Should you look a gift horse in the mouth?
Over the course of a marriage, or even prior to, a couple may receive funds from their respective parents, often to assist them to purchase a house. The status of these monies may come into contention pending a property settlement as the Family Court treats gifts and loans differently and the difference can have an impact on the final property pool available for distribution.
Gift or a loan?
When a relationship breaks down the party whose parents provided the money may claim it was as a loan and needs to be paid back while the other party may say it was a gift.
When the status of the money is in dispute, the parents from whom the monies came can be “joined” as third parties to Family Court proceedings and apply to have the loan repaid. However, in order to do so it must first be established that the money was indeed a loan.
The primary characteristic of a gift is that when disbursed there is no expectation that the money be repaid.
If the court finds that the money was a gift it will be treated as a contribution by the partner whose parent advanced the money. The significance or weight given to that contribution will depend on many factors, including the length of the relationship.
If the money is found to be a loan, it will be treated as a liability and deducted from the couple’s asset pool.
The establishment of a formal agreement at the time the money was disbursed is a good starting point to establish a loan. However, as in the case of Sulo & Colpetti  FamCA 493 (18 June 2010) even if a loan document exists, unless there is evidence that the parents expected the money to be repaid it may still be characterised as a gift.

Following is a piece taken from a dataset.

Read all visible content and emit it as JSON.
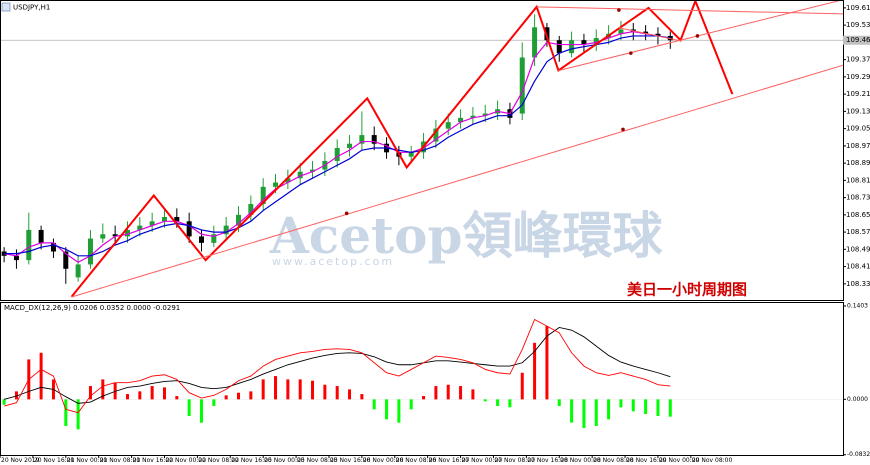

The Court will also consider whether the couple have made loan repayments or if it is secured by mortgage, caveat or registration on the Personal Property Securities Register.
The duration of the loan and when it was called in are also determining factors. In the event that demand for repayment corresponds with the commencement of Family Court proceedings, the monies may be deemed a gift as in the case of Maddock & Maddock & Anor (No.2)  FMCAfam 1340.
In order to avoid uncertainty, distress and unnecessary cost it is important to clearly establish whether monies advanced to a couple from one party’s parents are a loan so that in the event that the marriage breaks down the other party will have no reason to claim in-laws bearing gifts.